Inklog is a collection of uvx-friendly scrapers for analysts. It provides a CLI for automation and a TUI (work in progress) for browsing available scrapers. The current focus is downloading files (PDF/EPUB). Webpage-to-markdown scraping is planned but not implemented yet.
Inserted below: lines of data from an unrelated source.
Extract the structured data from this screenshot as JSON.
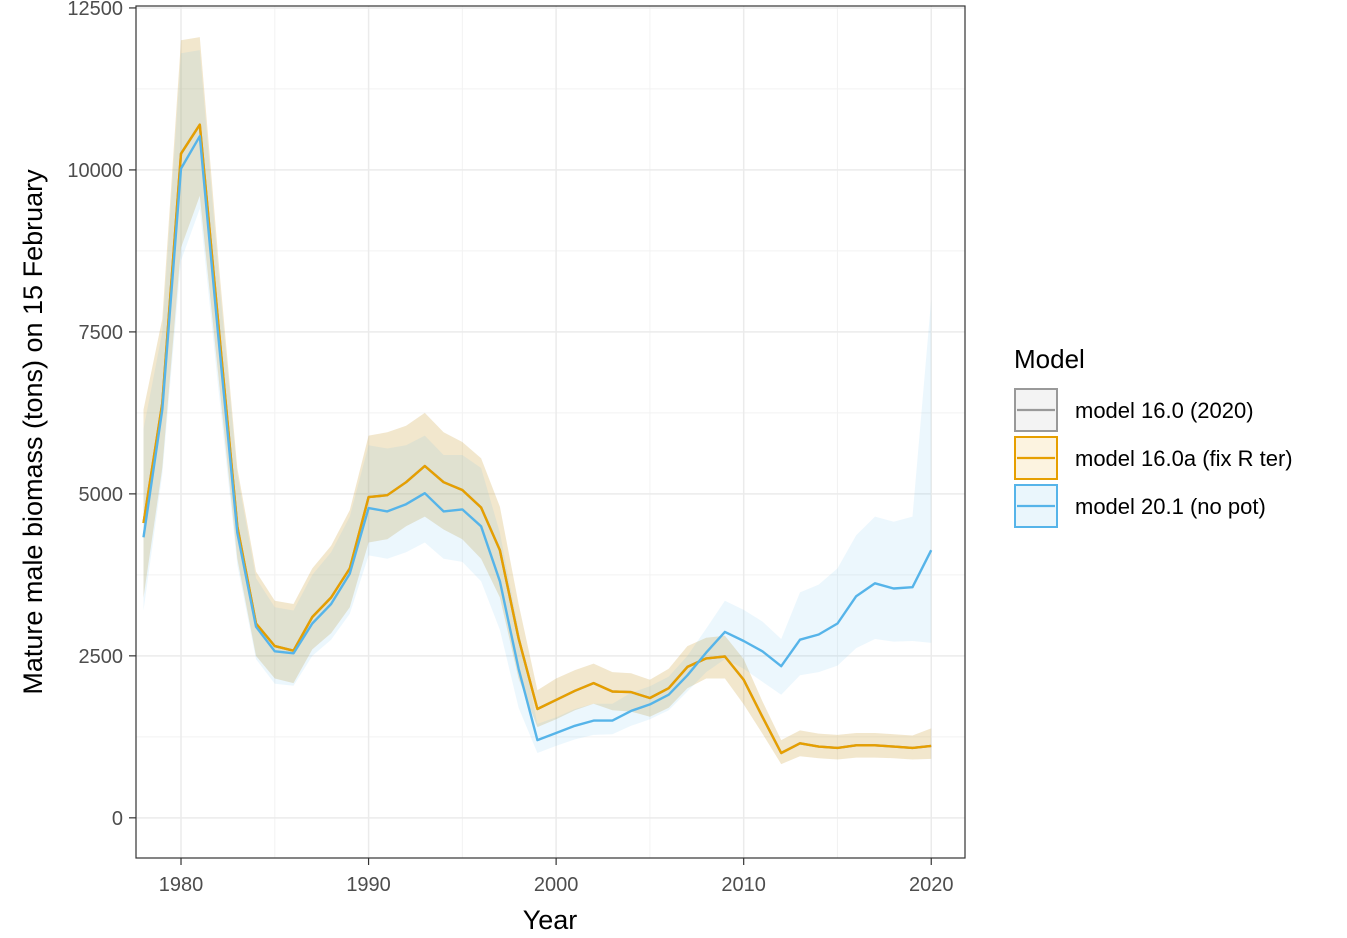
{
  "chart_data": {
    "type": "line",
    "xlabel": "Year",
    "ylabel": "Mature male biomass (tons) on 15 February",
    "xlim": [
      1977.6,
      2021.8
    ],
    "ylim": [
      -620,
      12530
    ],
    "x_ticks": [
      1980,
      1990,
      2000,
      2010,
      2020
    ],
    "y_ticks": [
      0,
      2500,
      5000,
      7500,
      10000,
      12500
    ],
    "x_tick_labels": [
      "1980",
      "1990",
      "2000",
      "2010",
      "2020"
    ],
    "y_tick_labels": [
      "0",
      "2500",
      "5000",
      "7500",
      "10000",
      "12500"
    ],
    "grid": true,
    "legend": {
      "title": "Model",
      "position": "right"
    },
    "series": [
      {
        "name": "model 16.0 (2020)",
        "color": "#999999",
        "x": [
          1978,
          1979,
          1980,
          1981,
          1982,
          1983,
          1984,
          1985,
          1986,
          1987,
          1988,
          1989,
          1990,
          1991,
          1992,
          1993,
          1994,
          1995,
          1996,
          1997,
          1998,
          1999,
          2000,
          2001,
          2002,
          2003,
          2004,
          2005,
          2006,
          2007,
          2008,
          2009,
          2010,
          2011,
          2012,
          2013,
          2014,
          2015,
          2016,
          2017,
          2018,
          2019,
          2020
        ],
        "values": [
          4550,
          6400,
          10250,
          10700,
          7600,
          4500,
          3000,
          2650,
          2580,
          3100,
          3400,
          3850,
          4950,
          4980,
          5180,
          5430,
          5180,
          5060,
          4790,
          4130,
          2770,
          1680,
          1820,
          1960,
          2080,
          1950,
          1940,
          1850,
          2000,
          2330,
          2460,
          2490,
          2130,
          1560,
          1000,
          1150,
          1100,
          1080,
          1120,
          1120,
          1100,
          1080,
          1110
        ],
        "lower": [
          3400,
          5400,
          8800,
          9600,
          6800,
          4000,
          2500,
          2150,
          2080,
          2600,
          2850,
          3250,
          4250,
          4300,
          4500,
          4650,
          4450,
          4300,
          4000,
          3400,
          2150,
          1400,
          1520,
          1660,
          1760,
          1660,
          1640,
          1560,
          1700,
          2000,
          2150,
          2150,
          1750,
          1300,
          830,
          950,
          920,
          900,
          930,
          930,
          920,
          900,
          910
        ],
        "upper": [
          6300,
          7700,
          12000,
          12050,
          8600,
          5400,
          3800,
          3350,
          3300,
          3850,
          4200,
          4750,
          5900,
          5950,
          6050,
          6250,
          5950,
          5800,
          5550,
          4800,
          3300,
          1970,
          2150,
          2280,
          2380,
          2250,
          2230,
          2130,
          2300,
          2650,
          2780,
          2810,
          2450,
          1800,
          1200,
          1350,
          1300,
          1280,
          1310,
          1310,
          1290,
          1270,
          1380
        ]
      },
      {
        "name": "model 16.0a (fix R ter)",
        "color": "#E69F00",
        "x": [
          1978,
          1979,
          1980,
          1981,
          1982,
          1983,
          1984,
          1985,
          1986,
          1987,
          1988,
          1989,
          1990,
          1991,
          1992,
          1993,
          1994,
          1995,
          1996,
          1997,
          1998,
          1999,
          2000,
          2001,
          2002,
          2003,
          2004,
          2005,
          2006,
          2007,
          2008,
          2009,
          2010,
          2011,
          2012,
          2013,
          2014,
          2015,
          2016,
          2017,
          2018,
          2019,
          2020
        ],
        "values": [
          4550,
          6400,
          10250,
          10700,
          7600,
          4500,
          3000,
          2650,
          2580,
          3100,
          3400,
          3850,
          4950,
          4980,
          5180,
          5430,
          5180,
          5060,
          4790,
          4130,
          2770,
          1680,
          1820,
          1960,
          2080,
          1950,
          1940,
          1850,
          2000,
          2330,
          2460,
          2490,
          2130,
          1560,
          1000,
          1150,
          1100,
          1080,
          1120,
          1120,
          1100,
          1080,
          1110
        ],
        "lower": [
          3400,
          5400,
          8800,
          9600,
          6800,
          4000,
          2500,
          2150,
          2080,
          2600,
          2850,
          3250,
          4250,
          4300,
          4500,
          4650,
          4450,
          4300,
          4000,
          3400,
          2150,
          1400,
          1520,
          1660,
          1760,
          1660,
          1640,
          1560,
          1700,
          2000,
          2150,
          2150,
          1750,
          1300,
          830,
          950,
          920,
          900,
          930,
          930,
          920,
          900,
          910
        ],
        "upper": [
          6300,
          7700,
          12000,
          12050,
          8600,
          5400,
          3800,
          3350,
          3300,
          3850,
          4200,
          4750,
          5900,
          5950,
          6050,
          6250,
          5950,
          5800,
          5550,
          4800,
          3300,
          1970,
          2150,
          2280,
          2380,
          2250,
          2230,
          2130,
          2300,
          2650,
          2780,
          2810,
          2450,
          1800,
          1200,
          1350,
          1300,
          1280,
          1310,
          1310,
          1290,
          1270,
          1380
        ]
      },
      {
        "name": "model 20.1 (no pot)",
        "color": "#56B4E9",
        "x": [
          1978,
          1979,
          1980,
          1981,
          1982,
          1983,
          1984,
          1985,
          1986,
          1987,
          1988,
          1989,
          1990,
          1991,
          1992,
          1993,
          1994,
          1995,
          1996,
          1997,
          1998,
          1999,
          2000,
          2001,
          2002,
          2003,
          2004,
          2005,
          2006,
          2007,
          2008,
          2009,
          2010,
          2011,
          2012,
          2013,
          2014,
          2015,
          2016,
          2017,
          2018,
          2019,
          2020
        ],
        "values": [
          4330,
          6300,
          10020,
          10520,
          7400,
          4400,
          2950,
          2570,
          2540,
          3000,
          3300,
          3770,
          4780,
          4730,
          4840,
          5010,
          4730,
          4760,
          4500,
          3650,
          2300,
          1200,
          1310,
          1420,
          1500,
          1500,
          1650,
          1750,
          1900,
          2200,
          2550,
          2870,
          2730,
          2570,
          2340,
          2750,
          2830,
          3000,
          3420,
          3620,
          3540,
          3560,
          4130
        ],
        "lower": [
          3200,
          5300,
          8600,
          9400,
          6600,
          3900,
          2450,
          2070,
          2040,
          2500,
          2750,
          3150,
          4050,
          4000,
          4100,
          4250,
          4000,
          3950,
          3650,
          2900,
          1700,
          1000,
          1110,
          1210,
          1280,
          1290,
          1420,
          1520,
          1660,
          1950,
          2250,
          2450,
          2300,
          2100,
          1900,
          2200,
          2250,
          2350,
          2620,
          2760,
          2720,
          2730,
          2700
        ],
        "upper": [
          6000,
          7500,
          11800,
          11850,
          8400,
          5300,
          3700,
          3250,
          3200,
          3750,
          4100,
          4650,
          5750,
          5700,
          5750,
          5900,
          5600,
          5600,
          5400,
          4400,
          2900,
          1450,
          1550,
          1680,
          1760,
          1760,
          1930,
          2030,
          2180,
          2500,
          2920,
          3350,
          3210,
          3030,
          2760,
          3480,
          3600,
          3850,
          4360,
          4650,
          4570,
          4650,
          8000
        ]
      }
    ]
  }
}
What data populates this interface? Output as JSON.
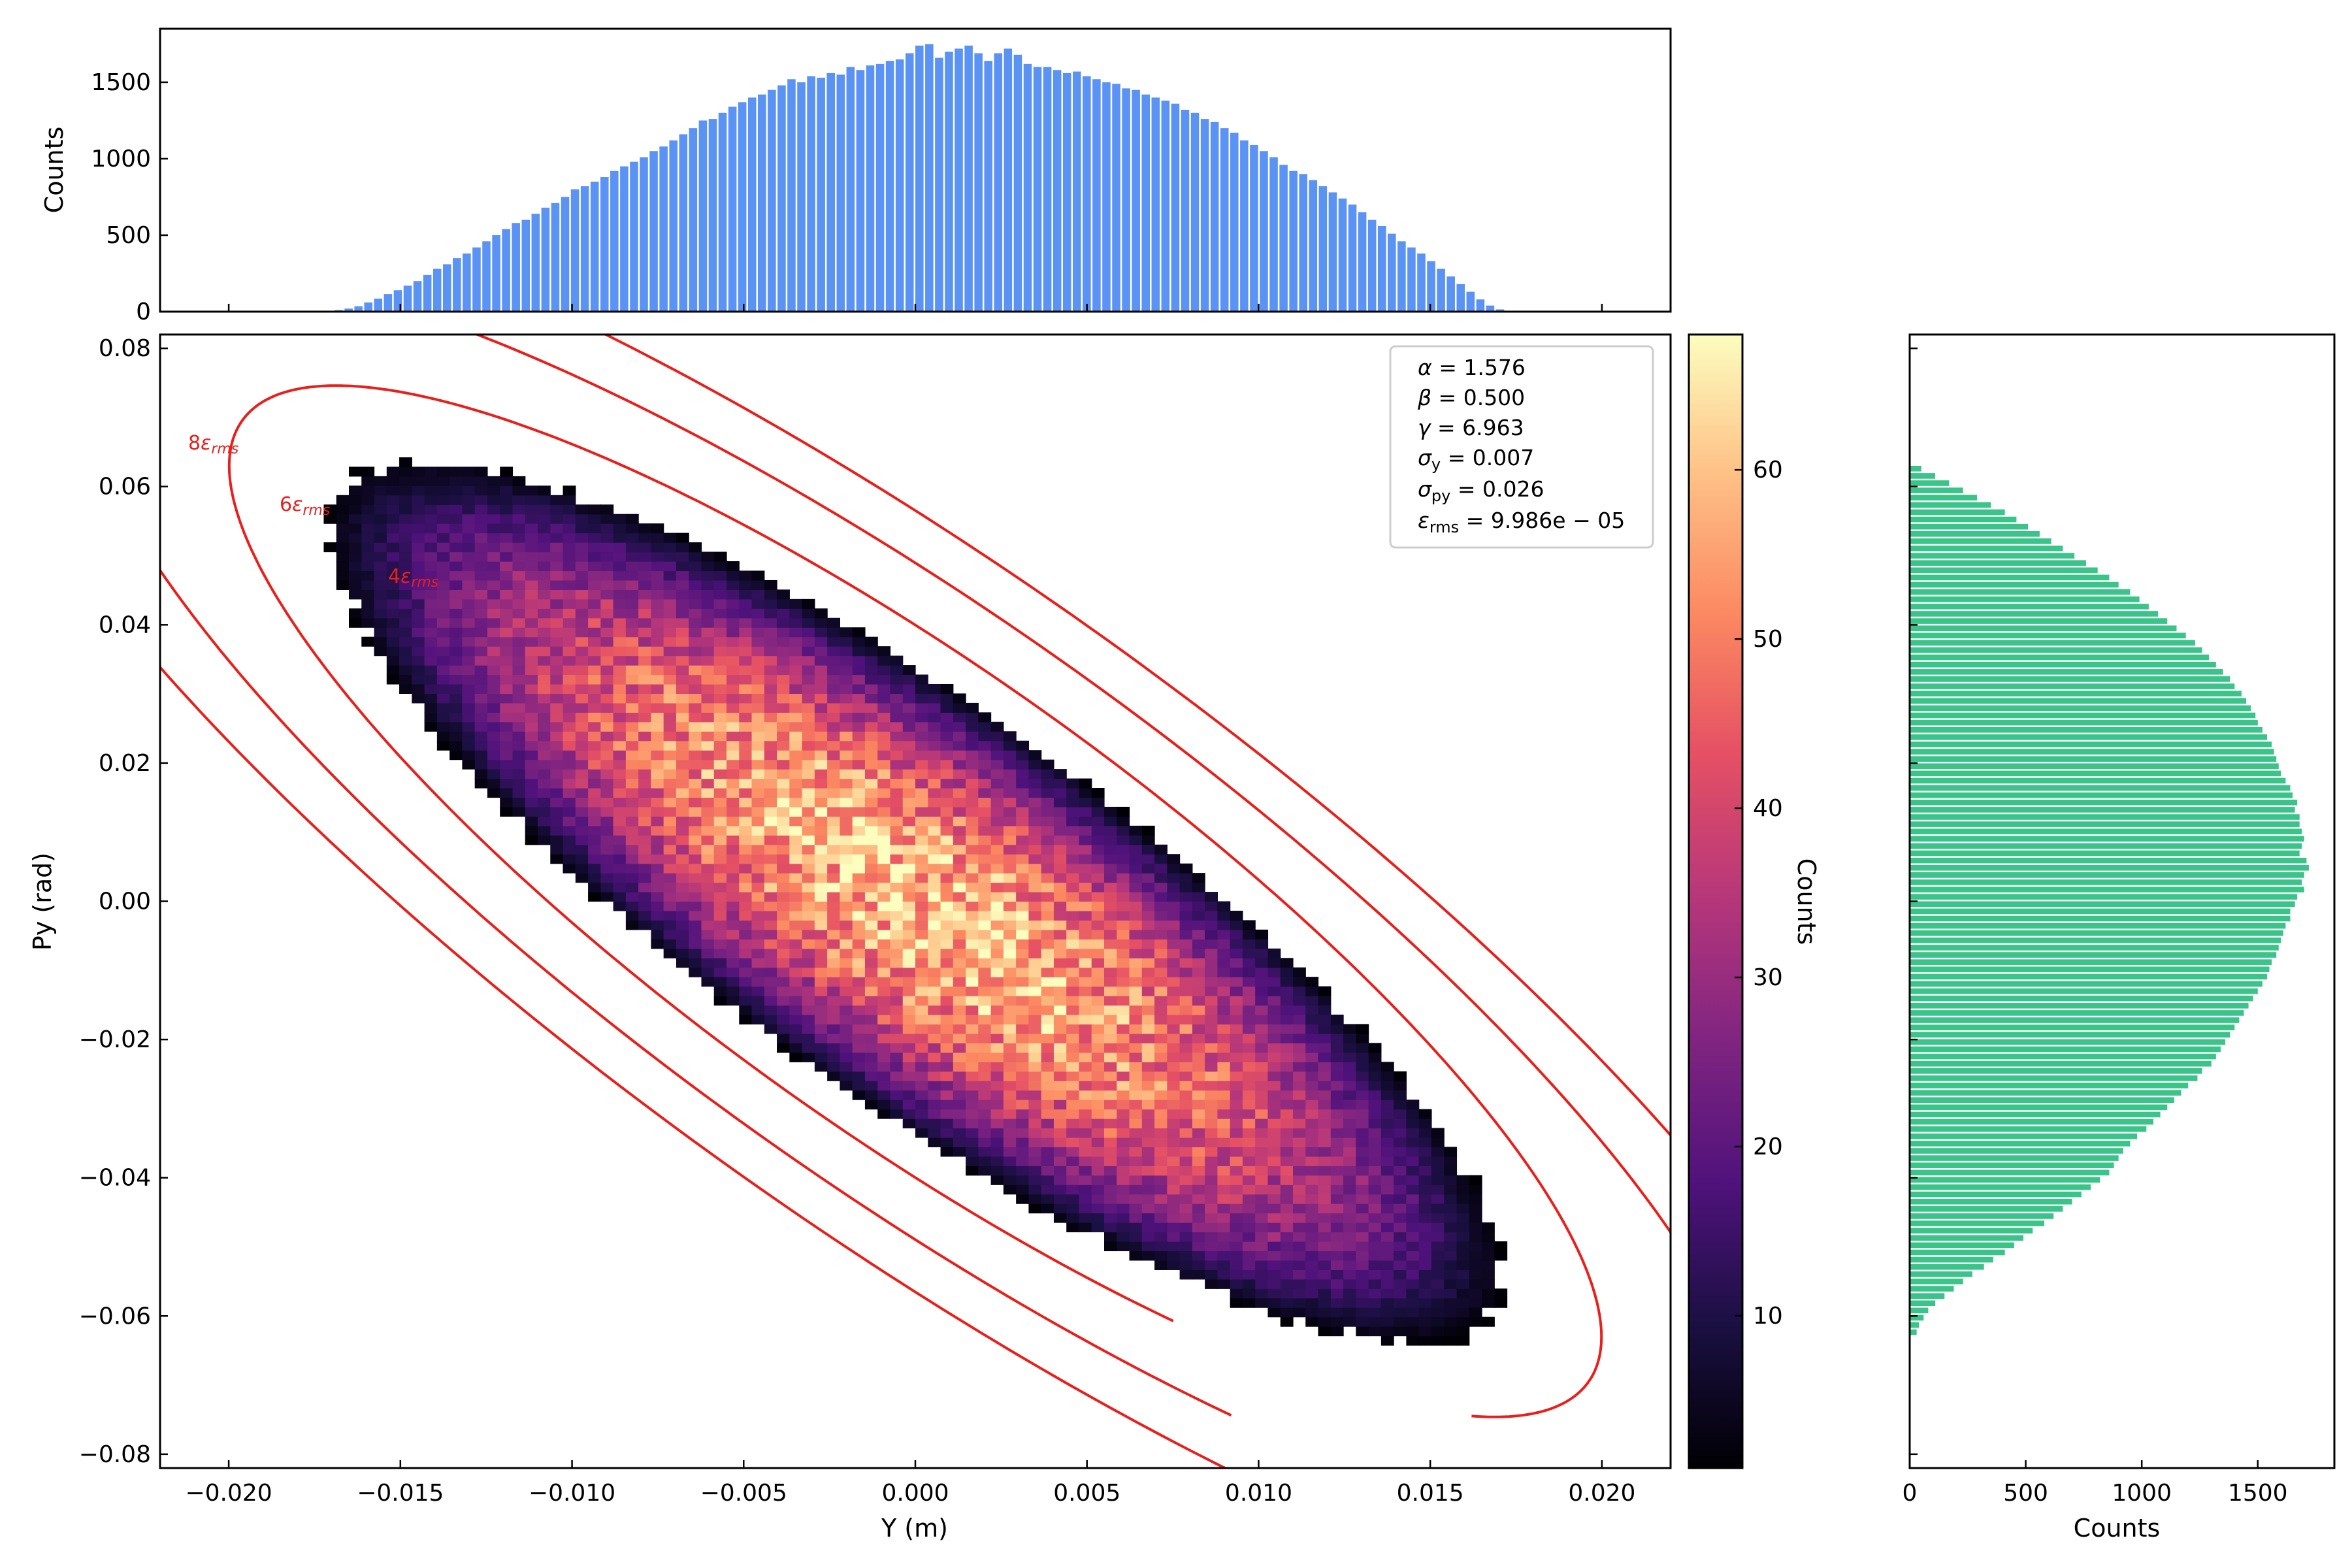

All dates in this repository use the ISO8601 format: `YYYY-MM-DD`.

## Quick start

### Run a scraper (CLI)

```bash
uvx inklog run malaysia_parliament 2025-11-01 2025-11-30
```

### List scrapers

```bash
uvx inklog list
```

### Show example URLs

```bash
uvx inklog info malaysia_parliament
```

### Run the TUI

```bash
uvx inklog
```

Run a single document type:

```bash
uvx inklog run malaysia_parliament:lower_house_hansard 2025-11-01 2025-11-30
```

## TUI

The TUI is a work in progress. It shows the available scrapers, their descriptions, and lets you run a scraper with date ranges and options.
Each Malaysia Parliament document type appears as its own row for quick runs.

Key bindings:
- `Enter` or `Run` button: run the selected scraper
- Example URLs can be opened from the details pane
- `Q`: quit

## Malaysia Parliament scraper

This scraper downloads PDFs from the Malaysia Parliament site for the following document types:

- Dewan Rakyat - Jawapan Lisan (Oral Answers)
- Dewan Rakyat - Jawapan Bukan Lisan (Non-Oral Answers)
- Dewan Rakyat - Penyata Rasmi (Official Report)
- Dewan Negara - Jawapan Bertulis (Written Answers)

### Filename rules

Some sources change their filename patterns over the years. Inklog models this using date-bound filename rules, so each document type can define a list of templates tied to start/end dates. The Malaysia Parliament scraper ships with the current pattern and a rules table that can be extended when historical patterns are known.

## CLI options

`inklog run` supports overriding boolean options with `--set`:

```bash
uvx inklog run malaysia_parliament 2025-11-01 2025-11-30 \
  --set jawapan_lisan_rakyat=true \
  --set jawapan_bukan_lisan_rakyat=true \
  --set penyata_rasmi_rakyat=true \
  --set jawapan_bertulis_negara=false
```

## Adding a new scraper

1) Copy `src/inklog/scrapers/template.py` and rename it.
2) Update `ScraperMeta` and implement `run()`.
3) Ensure the module exports `SCRAPER`.

Scrapers are auto-discovered from the `inklog.scrapers` package.

## Development

```bash
uv sync --extra dev
uv run ruff check --fix .
uv run ruff format .
uv run pytest
```

## Roadmap

- Add markdown scraping mode (TBD).
- Expand filename rules for historical Malaysia Parliament patterns.